Kushner shifted in his seat. “When he arrives, we can ask him. But while we’re waiting I can tell you that he’s a hack writer who—”
Ernst bit back a laugh. “I’m surprised to hear an agent admit his client is a hack.”
“Well, that’s strictly entre nous. But the truth is, I don’t consider ‘hack’ a pejorative term, and I’m not saying he’s a bad writer. He’s decent enough. What I mean is that he has no aspirations to art. He simply has this seemingly bottomless well of story ideas he draws on to keep cranking out one novel after another. He finished four in various genres last year, which I sold under his own name and two pseudonyms. He’s never had a bestseller and probably never will. He’s what we call a midlist writer. He earns enough to live in a one-bedroom walk-up in Alphabet City. His biggest success—if you can call a series of paperback originals a success—is his continuing character named Jake Fixx, which he’s milking for all it’s worth.”
“Did you ask him where he got all his information for his book?”
“Of course. He said from the same place he gets the ideas for all his books: from dreams.”
Ernst tapped the manuscript again. “He dreamed this?”
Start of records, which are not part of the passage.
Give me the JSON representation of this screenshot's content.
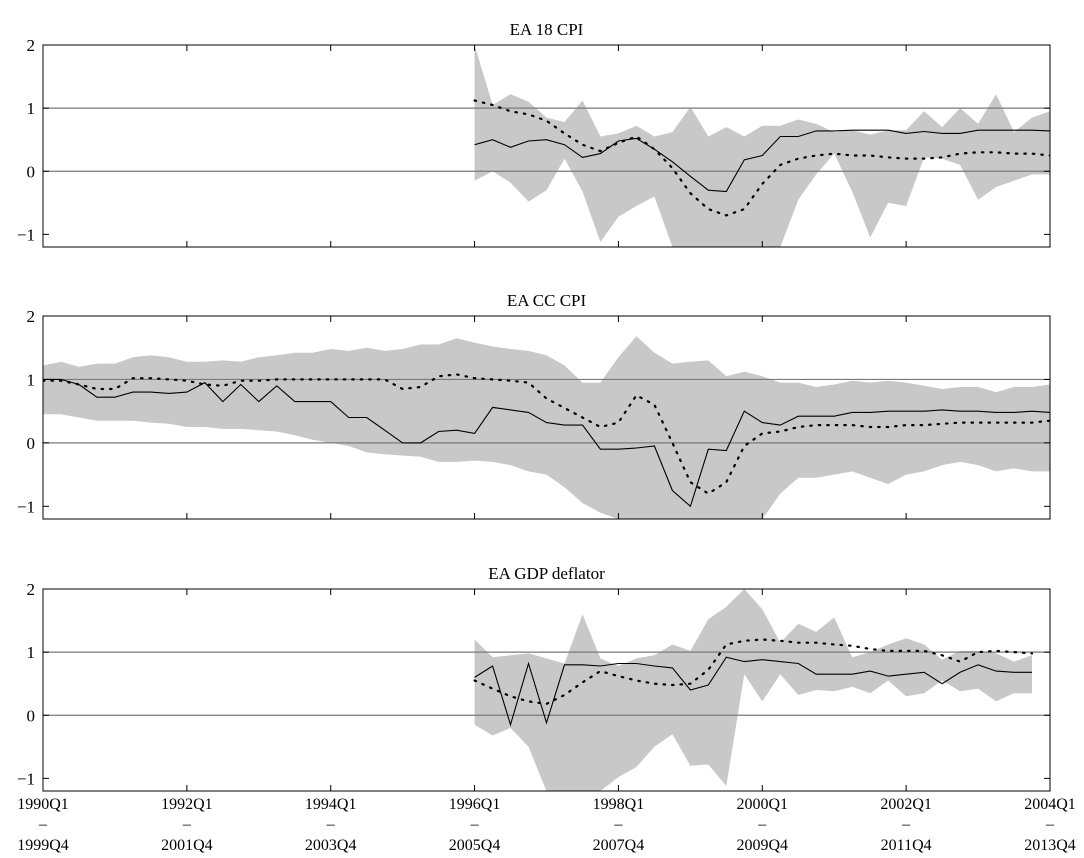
{
  "chart_data": {
    "type": "area",
    "x_ticks": [
      {
        "top": "1990Q1",
        "bottom": "1999Q4"
      },
      {
        "top": "1992Q1",
        "bottom": "2001Q4"
      },
      {
        "top": "1994Q1",
        "bottom": "2003Q4"
      },
      {
        "top": "1996Q1",
        "bottom": "2005Q4"
      },
      {
        "top": "1998Q1",
        "bottom": "2007Q4"
      },
      {
        "top": "2000Q1",
        "bottom": "2009Q4"
      },
      {
        "top": "2002Q1",
        "bottom": "2011Q4"
      },
      {
        "top": "2004Q1",
        "bottom": "2013Q4"
      }
    ],
    "x_tick_separator": "–",
    "xlim": [
      0,
      56
    ],
    "grid": "horizontal reference lines at 0 and 1",
    "panels": [
      {
        "title": "EA 18 CPI",
        "ylim": [
          -1.2,
          2
        ],
        "yticks": [
          2,
          1,
          0,
          -1
        ],
        "band": {
          "x": [
            24,
            25,
            26,
            27,
            28,
            29,
            30,
            31,
            32,
            33,
            34,
            35,
            36,
            37,
            38,
            39,
            40,
            41,
            42,
            43,
            44,
            45,
            46,
            47,
            48,
            49,
            50,
            51,
            52,
            53,
            54,
            55,
            56
          ],
          "upper": [
            2.0,
            1.05,
            1.22,
            1.1,
            0.85,
            0.78,
            1.12,
            0.55,
            0.6,
            0.72,
            0.55,
            0.62,
            1.02,
            0.55,
            0.7,
            0.55,
            0.72,
            0.72,
            0.82,
            0.75,
            0.62,
            0.65,
            0.58,
            0.65,
            0.65,
            0.95,
            0.7,
            1.0,
            0.75,
            1.22,
            0.62,
            0.85,
            0.95
          ],
          "lower": [
            -0.15,
            0.0,
            -0.18,
            -0.48,
            -0.3,
            0.2,
            -0.32,
            -1.12,
            -0.72,
            -0.55,
            -0.4,
            -1.2,
            -1.2,
            -1.2,
            -1.2,
            -1.2,
            -1.2,
            -1.2,
            -0.45,
            -0.05,
            0.28,
            -0.32,
            -1.05,
            -0.5,
            -0.55,
            0.22,
            0.2,
            0.1,
            -0.45,
            -0.25,
            -0.15,
            -0.05,
            -0.05
          ],
          "color": "#c8c8c8"
        },
        "series": [
          {
            "style": "solid",
            "x": [
              24,
              25,
              26,
              27,
              28,
              29,
              30,
              31,
              32,
              33,
              34,
              35,
              36,
              37,
              38,
              39,
              40,
              41,
              42,
              43,
              44,
              45,
              46,
              47,
              48,
              49,
              50,
              51,
              52,
              53,
              54,
              55,
              56
            ],
            "y": [
              0.42,
              0.5,
              0.38,
              0.48,
              0.5,
              0.42,
              0.22,
              0.28,
              0.48,
              0.52,
              0.35,
              0.15,
              -0.08,
              -0.3,
              -0.32,
              0.18,
              0.25,
              0.55,
              0.55,
              0.64,
              0.64,
              0.65,
              0.65,
              0.65,
              0.6,
              0.63,
              0.6,
              0.6,
              0.65,
              0.65,
              0.65,
              0.65,
              0.64
            ]
          },
          {
            "style": "dotted",
            "x": [
              24,
              25,
              26,
              27,
              28,
              29,
              30,
              31,
              32,
              33,
              34,
              35,
              36,
              37,
              38,
              39,
              40,
              41,
              42,
              43,
              44,
              45,
              46,
              47,
              48,
              49,
              50,
              51,
              52,
              53,
              54,
              55,
              56
            ],
            "y": [
              1.12,
              1.05,
              0.95,
              0.9,
              0.8,
              0.6,
              0.42,
              0.32,
              0.45,
              0.55,
              0.35,
              0.05,
              -0.35,
              -0.6,
              -0.7,
              -0.6,
              -0.2,
              0.1,
              0.2,
              0.25,
              0.28,
              0.25,
              0.25,
              0.22,
              0.2,
              0.2,
              0.22,
              0.28,
              0.3,
              0.3,
              0.28,
              0.28,
              0.25
            ]
          }
        ]
      },
      {
        "title": "EA CC CPI",
        "ylim": [
          -1.2,
          2
        ],
        "yticks": [
          2,
          1,
          0,
          -1
        ],
        "band": {
          "x": [
            0,
            1,
            2,
            3,
            4,
            5,
            6,
            7,
            8,
            9,
            10,
            11,
            12,
            13,
            14,
            15,
            16,
            17,
            18,
            19,
            20,
            21,
            22,
            23,
            24,
            25,
            26,
            27,
            28,
            29,
            30,
            31,
            32,
            33,
            34,
            35,
            36,
            37,
            38,
            39,
            40,
            41,
            42,
            43,
            44,
            45,
            46,
            47,
            48,
            49,
            50,
            51,
            52,
            53,
            54,
            55,
            56
          ],
          "upper": [
            1.22,
            1.28,
            1.2,
            1.25,
            1.25,
            1.35,
            1.38,
            1.35,
            1.28,
            1.28,
            1.3,
            1.28,
            1.35,
            1.38,
            1.42,
            1.42,
            1.48,
            1.45,
            1.5,
            1.45,
            1.48,
            1.55,
            1.55,
            1.65,
            1.58,
            1.52,
            1.48,
            1.45,
            1.38,
            1.22,
            0.95,
            0.95,
            1.35,
            1.68,
            1.42,
            1.25,
            1.28,
            1.3,
            1.05,
            1.12,
            1.05,
            0.95,
            0.95,
            0.88,
            0.92,
            0.98,
            0.95,
            0.98,
            0.95,
            0.9,
            0.85,
            0.88,
            0.88,
            0.8,
            0.88,
            0.88,
            0.92
          ],
          "lower": [
            0.45,
            0.45,
            0.4,
            0.35,
            0.35,
            0.35,
            0.32,
            0.3,
            0.25,
            0.25,
            0.22,
            0.22,
            0.2,
            0.18,
            0.12,
            0.05,
            0.0,
            -0.05,
            -0.15,
            -0.18,
            -0.2,
            -0.22,
            -0.3,
            -0.3,
            -0.28,
            -0.3,
            -0.35,
            -0.45,
            -0.5,
            -0.7,
            -0.95,
            -1.1,
            -1.2,
            -1.2,
            -1.2,
            -1.2,
            -1.2,
            -1.2,
            -1.2,
            -1.2,
            -1.2,
            -0.8,
            -0.55,
            -0.55,
            -0.5,
            -0.45,
            -0.55,
            -0.65,
            -0.5,
            -0.45,
            -0.35,
            -0.3,
            -0.35,
            -0.45,
            -0.4,
            -0.45,
            -0.45
          ],
          "color": "#c8c8c8"
        },
        "series": [
          {
            "style": "solid",
            "x": [
              0,
              1,
              2,
              3,
              4,
              5,
              6,
              7,
              8,
              9,
              10,
              11,
              12,
              13,
              14,
              15,
              16,
              17,
              18,
              19,
              20,
              21,
              22,
              23,
              24,
              25,
              26,
              27,
              28,
              29,
              30,
              31,
              32,
              33,
              34,
              35,
              36,
              37,
              38,
              39,
              40,
              41,
              42,
              43,
              44,
              45,
              46,
              47,
              48,
              49,
              50,
              51,
              52,
              53,
              54,
              55,
              56
            ],
            "y": [
              1.0,
              1.0,
              0.92,
              0.72,
              0.72,
              0.8,
              0.8,
              0.78,
              0.8,
              0.95,
              0.65,
              0.92,
              0.65,
              0.9,
              0.65,
              0.65,
              0.65,
              0.4,
              0.4,
              0.2,
              0.0,
              0.0,
              0.18,
              0.2,
              0.15,
              0.56,
              0.52,
              0.48,
              0.32,
              0.28,
              0.28,
              -0.1,
              -0.1,
              -0.08,
              -0.05,
              -0.75,
              -1.0,
              -0.1,
              -0.12,
              0.5,
              0.32,
              0.28,
              0.42,
              0.42,
              0.42,
              0.48,
              0.48,
              0.5,
              0.5,
              0.5,
              0.52,
              0.5,
              0.5,
              0.48,
              0.48,
              0.5,
              0.48
            ]
          },
          {
            "style": "dotted",
            "x": [
              0,
              1,
              2,
              3,
              4,
              5,
              6,
              7,
              8,
              9,
              10,
              11,
              12,
              13,
              14,
              15,
              16,
              17,
              18,
              19,
              20,
              21,
              22,
              23,
              24,
              25,
              26,
              27,
              28,
              29,
              30,
              31,
              32,
              33,
              34,
              35,
              36,
              37,
              38,
              39,
              40,
              41,
              42,
              43,
              44,
              45,
              46,
              47,
              48,
              49,
              50,
              51,
              52,
              53,
              54,
              55,
              56
            ],
            "y": [
              0.98,
              0.98,
              0.92,
              0.85,
              0.85,
              1.02,
              1.02,
              1.0,
              0.98,
              0.92,
              0.9,
              0.98,
              0.98,
              1.0,
              1.0,
              1.0,
              1.0,
              1.0,
              1.0,
              1.0,
              0.85,
              0.88,
              1.05,
              1.08,
              1.02,
              1.0,
              0.98,
              0.95,
              0.7,
              0.55,
              0.4,
              0.25,
              0.32,
              0.75,
              0.6,
              0.0,
              -0.62,
              -0.8,
              -0.62,
              -0.05,
              0.15,
              0.18,
              0.25,
              0.28,
              0.28,
              0.28,
              0.25,
              0.25,
              0.28,
              0.28,
              0.3,
              0.32,
              0.32,
              0.32,
              0.32,
              0.32,
              0.35
            ]
          }
        ]
      },
      {
        "title": "EA GDP deflator",
        "ylim": [
          -1.2,
          2
        ],
        "yticks": [
          2,
          1,
          0,
          -1
        ],
        "band": {
          "x": [
            24,
            25,
            26,
            27,
            28,
            29,
            30,
            31,
            32,
            33,
            34,
            35,
            36,
            37,
            38,
            39,
            40,
            41,
            42,
            43,
            44,
            45,
            46,
            47,
            48,
            49,
            50,
            51,
            52,
            53,
            54,
            55
          ],
          "upper": [
            1.2,
            0.92,
            0.95,
            0.98,
            0.9,
            0.82,
            1.6,
            0.9,
            0.78,
            0.9,
            0.95,
            1.12,
            1.02,
            1.52,
            1.72,
            2.0,
            1.68,
            1.15,
            1.45,
            1.32,
            1.55,
            0.92,
            1.0,
            1.12,
            1.22,
            1.12,
            0.88,
            1.02,
            1.02,
            0.98,
            0.85,
            0.95
          ],
          "lower": [
            -0.15,
            -0.32,
            -0.2,
            -0.5,
            -1.2,
            -1.2,
            -1.2,
            -1.2,
            -0.98,
            -0.82,
            -0.5,
            -0.3,
            -0.8,
            -0.78,
            -1.12,
            0.65,
            0.22,
            0.65,
            0.32,
            0.4,
            0.38,
            0.45,
            0.35,
            0.55,
            0.3,
            0.35,
            0.55,
            0.38,
            0.42,
            0.22,
            0.35,
            0.35
          ],
          "color": "#c8c8c8"
        },
        "series": [
          {
            "style": "solid",
            "x": [
              24,
              25,
              26,
              27,
              28,
              29,
              30,
              31,
              32,
              33,
              34,
              35,
              36,
              37,
              38,
              39,
              40,
              41,
              42,
              43,
              44,
              45,
              46,
              47,
              48,
              49,
              50,
              51,
              52,
              53,
              54,
              55
            ],
            "y": [
              0.6,
              0.78,
              -0.15,
              0.82,
              -0.12,
              0.8,
              0.8,
              0.78,
              0.82,
              0.82,
              0.78,
              0.75,
              0.4,
              0.48,
              0.92,
              0.85,
              0.88,
              0.85,
              0.82,
              0.65,
              0.65,
              0.65,
              0.7,
              0.62,
              0.65,
              0.68,
              0.5,
              0.68,
              0.8,
              0.7,
              0.68,
              0.68
            ]
          },
          {
            "style": "dotted",
            "x": [
              24,
              25,
              26,
              27,
              28,
              29,
              30,
              31,
              32,
              33,
              34,
              35,
              36,
              37,
              38,
              39,
              40,
              41,
              42,
              43,
              44,
              45,
              46,
              47,
              48,
              49,
              50,
              51,
              52,
              53,
              54,
              55
            ],
            "y": [
              0.55,
              0.42,
              0.3,
              0.22,
              0.18,
              0.32,
              0.52,
              0.7,
              0.62,
              0.55,
              0.5,
              0.48,
              0.5,
              0.72,
              1.12,
              1.18,
              1.2,
              1.18,
              1.15,
              1.15,
              1.12,
              1.1,
              1.05,
              1.02,
              1.02,
              1.02,
              0.95,
              0.85,
              1.0,
              1.02,
              1.0,
              0.98
            ]
          }
        ]
      }
    ]
  }
}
“That’s what he said.” Kushner gave an elaborate shrug. “What can I tell you beyond that?”
“Well, if that’s true,” Slootjes said, his tone vehement, “then his dreams are being generated by the Enemy! Consider the takeaway from his story: That our Order—the ‘Octogon’ in his story—has been lied to for millennia, that they’ve been fooled into believing they will be put in charge when the Change comes. But they wind up as just another set of victims because the Changed world is viciously hostile to all human life. The Enemy’s minions have been selling that line forever. We cannot allow this book to be published!”
“Let’s not get too worked up here,” Ernst said. “It’s not as if this was written by some bestselling author like…like…” He snapped his fingers, blanking on the name.
“Stephen King?” Kushner offered.
“Yes, fine, Stephen King. It sounds like this Winslow has no readership worth mentioning.”
“But his novel,” Slootjes said, “it presents a sequence of events not unlike what we’re expecting: a radical Change in the world, but with an outcome just the opposite of what we’ve been promised.”
Clearly Slootjes was not worried about Winslow’s readership. He was concerned about his own hide.
The novel’s scenario had awakened one of Ernst’s unspoken and long-suppressed fears: That the One and the Otherness he served had been lying to the Order all along, using its members to further its cause here in this corner of reality with no intention of delivering on the rewards so long promised.
A little late for second thoughts now, especially with the Change so close at hand.
At least according to the signals.
Their frequencies were moving toward synchronization. Not for the first time, however. They’d started progressing that way in the past only to grind to a halt.
Just then an acolyte stuck his head into the room. “There’s a Mister Winslow here who says he has an appointment?”
“Show him in,” Ernst said.
Slootjes’s head bobbed as he muttered, “Now we’ll get to the bottom of this.”
Ernst sensed Slootjes’s anger, but realized he was deeply afraid, and angry because of that fear.
P. Frank Winslow entered a moment later and was hardly a prepossessing figure: a slightly built man pushing forty with unruly blond hair and hazel eyes.
He came to a sudden stop when he saw the three of them.
“What’s this? Feels like an ambush.”
Kushner jumped up and led him to the third chair before Ernst’s desk.